When we reported that battery maker A123 had filed for bankruptcy, a lot of people thought that Johnson Controls is in control, and that Chinese Wanxiang is out. No and no, writes Reuters star car reporter Norihiko Shirouzu. Wanxiang still wants A123, and Johnson Controls is just one bidder in a Chapter 11 process, says Reuters.
China’s Wanxing had offered $465 million for all of A123. A123 agreed to sell its automotive operations, including two factories in Michigan, for $125 million to Johnson Controls. That “deal could be countered by other offers that would be more beneficial to A123’s creditors,” Jefferies analyst Peter Nesvold said in a research note. “Wanxiang is the most likely other participant in this process, and we are not aware of other suitors at this time.” A123’s creditors most likely would prefer someone who pays $465 million for all of A123 instead of someone who pays $125 million for a part of the company, with no takers for the rest.
In August, Wanxiang had announced its intentions to take over A123. The Chinese company immediately gave A123 a $22.5 million loan, including a cash advance of $12.5 million.

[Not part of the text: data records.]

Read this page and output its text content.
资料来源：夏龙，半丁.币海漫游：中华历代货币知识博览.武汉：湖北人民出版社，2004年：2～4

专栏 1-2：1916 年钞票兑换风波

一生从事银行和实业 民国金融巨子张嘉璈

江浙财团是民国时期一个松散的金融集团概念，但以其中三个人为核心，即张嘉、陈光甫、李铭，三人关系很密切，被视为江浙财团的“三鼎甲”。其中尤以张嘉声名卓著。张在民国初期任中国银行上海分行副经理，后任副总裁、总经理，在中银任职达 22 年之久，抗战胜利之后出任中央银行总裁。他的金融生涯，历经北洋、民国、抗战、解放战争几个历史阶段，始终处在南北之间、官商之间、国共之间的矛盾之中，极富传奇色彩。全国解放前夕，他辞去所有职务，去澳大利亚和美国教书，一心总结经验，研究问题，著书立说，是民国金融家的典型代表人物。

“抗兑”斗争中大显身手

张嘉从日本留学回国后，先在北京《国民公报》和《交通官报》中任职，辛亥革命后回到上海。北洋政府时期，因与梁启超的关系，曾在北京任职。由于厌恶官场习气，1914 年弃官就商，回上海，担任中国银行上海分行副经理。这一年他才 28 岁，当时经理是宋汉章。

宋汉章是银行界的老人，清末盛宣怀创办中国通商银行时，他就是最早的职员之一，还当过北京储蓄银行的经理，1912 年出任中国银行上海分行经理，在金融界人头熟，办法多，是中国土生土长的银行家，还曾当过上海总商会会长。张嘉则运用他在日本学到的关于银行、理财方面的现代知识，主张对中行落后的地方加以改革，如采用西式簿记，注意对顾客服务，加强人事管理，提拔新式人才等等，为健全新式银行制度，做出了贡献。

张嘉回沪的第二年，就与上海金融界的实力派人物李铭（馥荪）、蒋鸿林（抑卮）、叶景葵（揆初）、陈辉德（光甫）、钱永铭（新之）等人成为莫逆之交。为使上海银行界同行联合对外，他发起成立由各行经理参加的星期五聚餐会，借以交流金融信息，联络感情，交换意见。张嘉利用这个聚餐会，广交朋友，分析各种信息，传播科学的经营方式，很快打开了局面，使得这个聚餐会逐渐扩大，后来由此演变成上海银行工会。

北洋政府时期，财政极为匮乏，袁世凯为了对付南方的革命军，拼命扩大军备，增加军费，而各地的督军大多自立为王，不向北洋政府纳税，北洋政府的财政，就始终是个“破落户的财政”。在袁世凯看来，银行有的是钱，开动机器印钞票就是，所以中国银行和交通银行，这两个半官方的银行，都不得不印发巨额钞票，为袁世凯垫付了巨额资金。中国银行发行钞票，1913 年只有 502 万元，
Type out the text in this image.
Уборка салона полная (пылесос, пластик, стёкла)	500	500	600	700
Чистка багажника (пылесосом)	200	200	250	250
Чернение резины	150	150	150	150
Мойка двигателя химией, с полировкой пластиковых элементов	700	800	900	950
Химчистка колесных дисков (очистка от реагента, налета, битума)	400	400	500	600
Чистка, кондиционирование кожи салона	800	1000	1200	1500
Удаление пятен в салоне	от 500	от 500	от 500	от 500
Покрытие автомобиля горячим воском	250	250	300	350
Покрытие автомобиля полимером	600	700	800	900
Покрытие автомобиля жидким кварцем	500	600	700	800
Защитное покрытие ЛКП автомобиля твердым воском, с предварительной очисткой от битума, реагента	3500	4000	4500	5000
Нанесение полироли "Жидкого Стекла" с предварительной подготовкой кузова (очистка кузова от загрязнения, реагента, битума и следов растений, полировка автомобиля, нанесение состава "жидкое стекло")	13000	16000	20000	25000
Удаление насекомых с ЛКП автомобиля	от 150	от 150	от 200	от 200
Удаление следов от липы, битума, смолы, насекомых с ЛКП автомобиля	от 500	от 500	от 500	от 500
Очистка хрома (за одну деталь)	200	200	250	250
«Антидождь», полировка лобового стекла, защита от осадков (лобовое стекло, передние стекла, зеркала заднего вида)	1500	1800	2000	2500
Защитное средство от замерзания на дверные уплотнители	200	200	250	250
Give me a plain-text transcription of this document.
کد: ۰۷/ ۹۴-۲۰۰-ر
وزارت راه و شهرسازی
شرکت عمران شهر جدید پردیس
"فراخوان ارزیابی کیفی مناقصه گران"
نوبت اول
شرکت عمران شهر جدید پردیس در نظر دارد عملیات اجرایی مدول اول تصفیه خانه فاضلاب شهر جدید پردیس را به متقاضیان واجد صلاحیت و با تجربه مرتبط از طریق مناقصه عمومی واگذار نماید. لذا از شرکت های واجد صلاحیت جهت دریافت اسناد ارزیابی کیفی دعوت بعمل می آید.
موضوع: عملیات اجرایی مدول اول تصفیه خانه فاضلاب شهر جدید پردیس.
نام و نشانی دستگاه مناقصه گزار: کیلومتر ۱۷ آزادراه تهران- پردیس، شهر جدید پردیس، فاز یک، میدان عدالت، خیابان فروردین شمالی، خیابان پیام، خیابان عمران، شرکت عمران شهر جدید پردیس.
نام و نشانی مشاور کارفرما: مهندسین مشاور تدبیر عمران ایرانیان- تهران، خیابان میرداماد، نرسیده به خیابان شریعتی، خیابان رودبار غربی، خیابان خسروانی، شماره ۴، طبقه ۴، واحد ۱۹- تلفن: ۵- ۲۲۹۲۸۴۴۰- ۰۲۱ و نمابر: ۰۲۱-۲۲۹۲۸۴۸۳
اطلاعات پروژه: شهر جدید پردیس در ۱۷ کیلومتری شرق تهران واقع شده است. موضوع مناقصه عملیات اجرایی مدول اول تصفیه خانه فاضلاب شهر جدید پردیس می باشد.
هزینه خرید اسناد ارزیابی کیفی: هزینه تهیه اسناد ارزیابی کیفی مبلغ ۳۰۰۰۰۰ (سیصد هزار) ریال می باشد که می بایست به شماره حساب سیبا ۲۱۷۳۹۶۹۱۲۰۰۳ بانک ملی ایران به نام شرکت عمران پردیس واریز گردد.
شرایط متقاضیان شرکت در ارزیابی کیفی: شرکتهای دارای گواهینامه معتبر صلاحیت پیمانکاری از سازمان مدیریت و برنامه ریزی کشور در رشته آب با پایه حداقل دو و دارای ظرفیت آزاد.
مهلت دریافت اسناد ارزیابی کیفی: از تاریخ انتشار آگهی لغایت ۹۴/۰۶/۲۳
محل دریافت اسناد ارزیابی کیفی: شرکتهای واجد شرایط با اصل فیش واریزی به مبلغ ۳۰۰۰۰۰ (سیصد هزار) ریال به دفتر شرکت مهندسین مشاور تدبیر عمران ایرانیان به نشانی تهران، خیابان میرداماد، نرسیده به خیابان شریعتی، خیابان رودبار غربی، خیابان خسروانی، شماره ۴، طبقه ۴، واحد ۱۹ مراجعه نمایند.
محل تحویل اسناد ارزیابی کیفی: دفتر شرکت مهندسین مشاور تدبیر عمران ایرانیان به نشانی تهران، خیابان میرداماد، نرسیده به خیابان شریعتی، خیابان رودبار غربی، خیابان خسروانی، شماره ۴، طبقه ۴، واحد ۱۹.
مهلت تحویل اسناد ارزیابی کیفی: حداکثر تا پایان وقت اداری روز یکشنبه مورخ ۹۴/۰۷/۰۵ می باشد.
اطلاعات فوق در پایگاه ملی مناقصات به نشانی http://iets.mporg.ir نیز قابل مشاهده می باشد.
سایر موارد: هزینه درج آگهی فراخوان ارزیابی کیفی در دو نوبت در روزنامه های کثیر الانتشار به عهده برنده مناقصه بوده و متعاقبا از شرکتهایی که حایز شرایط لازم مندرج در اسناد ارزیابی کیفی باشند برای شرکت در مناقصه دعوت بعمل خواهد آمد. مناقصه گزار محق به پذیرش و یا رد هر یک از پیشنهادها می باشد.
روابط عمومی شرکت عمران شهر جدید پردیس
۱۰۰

Wanxiang offered more money, based on a list of requirements, including approval from the Committee of Foreign Investment and the Chinese government, as well as the absence of any default. “Shortly before filing for bankruptcy, it became apparent that A123 would fall short of some of those conditions,” Reuters remarks dryly. The bankruptcy tripped another circuit breaker.
Reuters also remarks that “A123 Systems, which won a $249 million U.S. government grant in 2009 for jump-starting its business” wanted to sell to Johnson Controls, which is “another recipient of federal green subsidies.”